I ordered Mr. Richard’s Meatloaf ($15), with mashed potatoes and baked beans (The only green side dish was steamed broccoli. Nah.)


While I knew not to expect a pool of luscious brown gravy, this meatloaf entree looked pretty naked. A thin glaze of Glory Days Grilling Sauce™ — trademarked, so it must be special — covered the meat. So thin that I asked my server for some extra.

I also didn’t expect grill marks on the two slabs of loaf, but that didn’t prejudice me one way or the other.

Texture and Taste

Made with ground beef and pork, this meatloaf was a little too firm for my liking. It had a chewy crust — I knife-cut a few bites — and vaguely smokey flavor that I attributed to grilling. In all, this meatloaf was pretty tasty, and I appreciated the crunchy bits of green pepper and onion.

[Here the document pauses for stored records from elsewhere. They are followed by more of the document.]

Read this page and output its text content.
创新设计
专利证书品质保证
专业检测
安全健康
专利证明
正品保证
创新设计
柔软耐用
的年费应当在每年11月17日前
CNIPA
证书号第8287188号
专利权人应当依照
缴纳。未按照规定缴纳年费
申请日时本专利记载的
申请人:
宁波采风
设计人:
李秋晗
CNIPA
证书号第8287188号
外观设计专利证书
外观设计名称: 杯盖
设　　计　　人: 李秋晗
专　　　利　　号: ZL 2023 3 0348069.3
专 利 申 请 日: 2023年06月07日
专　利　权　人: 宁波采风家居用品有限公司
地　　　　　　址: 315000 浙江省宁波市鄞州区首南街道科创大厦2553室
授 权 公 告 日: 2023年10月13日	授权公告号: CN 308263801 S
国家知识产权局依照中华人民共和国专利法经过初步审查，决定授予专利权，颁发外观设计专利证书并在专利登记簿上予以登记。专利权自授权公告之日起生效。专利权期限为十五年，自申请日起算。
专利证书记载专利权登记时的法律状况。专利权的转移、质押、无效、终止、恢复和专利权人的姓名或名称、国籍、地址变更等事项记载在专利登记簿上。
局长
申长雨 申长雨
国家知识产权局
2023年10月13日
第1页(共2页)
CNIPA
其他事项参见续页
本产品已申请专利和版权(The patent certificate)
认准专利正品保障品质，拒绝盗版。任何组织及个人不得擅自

I was not, however, a fan of the Glory Days Grilling Sauce™. It was BBQ-esque and too sweet.

The basic mashed potatoes worked well with the loaf. But after a while they became a little bland, as you’d expect, so — in lieu of gravy — I asked the server for some butter. She gladly obliged and brought it out quickly. The potatoes had remained just warm enough for some agreeable yellow meltage.

Kudos to the baked beans. Their not-so-secret ingredient: bacon. I’m off bacon these days but was okay with a one-night cheat.


On Wednesday at 6 p.m., with a light drizzle coming down, there was no parking to be found on Beach Drive. The valet line was backed up, so we opted for a nearby garage and grabbed our umbrellas. We arrived at Birch & Vine nicely dry.

The tables on the covered patio were full, but the main dining room indoors had seating aplenty. The host showed us to one of those arc-shaped booths that hold six, allowing me and Bonnie to sit next to each other. Cozy.

My Meatloaf ($28) came with buttermilk mashed potatoes, wild mushrooms and asparagus, and a “Bacon-Fig Demi” sauce. We ordered a cup of cheddar broccoli soup ($7) and I got a 3 Daughters Beach Blonde Ale ($7) — from the tap, thank you.

As per usual with fine-dining restaurants, the dish was elegantly arrayed on a bigger-than-necessary plate. Still, all the accoutrements couldn’t overcome the dark, drab appearance of two loaf pucks. On a hopeful note, the brown sauce looked suspiciously like gravy.

Texture and Taste

I had to use some force to fork-cut a bite of the meatloaf. Made with ribeye and pork, it was coarsely textured and took some extra effort to chew. Bonnie and I examined the loaf closely and could detect no other ingredients — not breading, not peppers, not onions. We agreed that, as far as we could determine, this meatloaf was essentially two well-done burgers, without any of the juiciness. So — not meatloaf at all, as least as we know it.

The sauce really helped. Know why? It was pretty much like gravy — albeit sweeter and richer.

As for as the rest, the potato was pureed and there was too little of it. I’m not a mushroom eater, although I took a couple of bites, which reminded me that I’m still not a mushroom eater. The asparagus was too chewy.

Kudos to the flavorful soup, which Bonnie and I scooped up in about five minutes.

So Could Either One of These Restaurants Make Meatloaf That’s Better Than Homemade?

A resounding no. And nowhere near as good as.

But I’ll pick a winner anyway:

Glory Days.

Pairing Glory Days’ loaf with Birch & Vine’s gravy-like sauce would’ve made for a solid combo.


After we finished our meal at Birch & Vine, the server asked what we thought. That opened the door for our critique about how the meatloaf failed — or better yet, how it was not really meatloaf, at least by commonly held standards.

The front-of-house manager, Michael, joined the good-natured discussion, all of it couched in constructive criticism. (Our suspicion that the meatloaf contained nothing but meat was confirmed.) To their credit, both staffers were genuinely appreciative of our comments — and said they’d pass it along to the kitchen.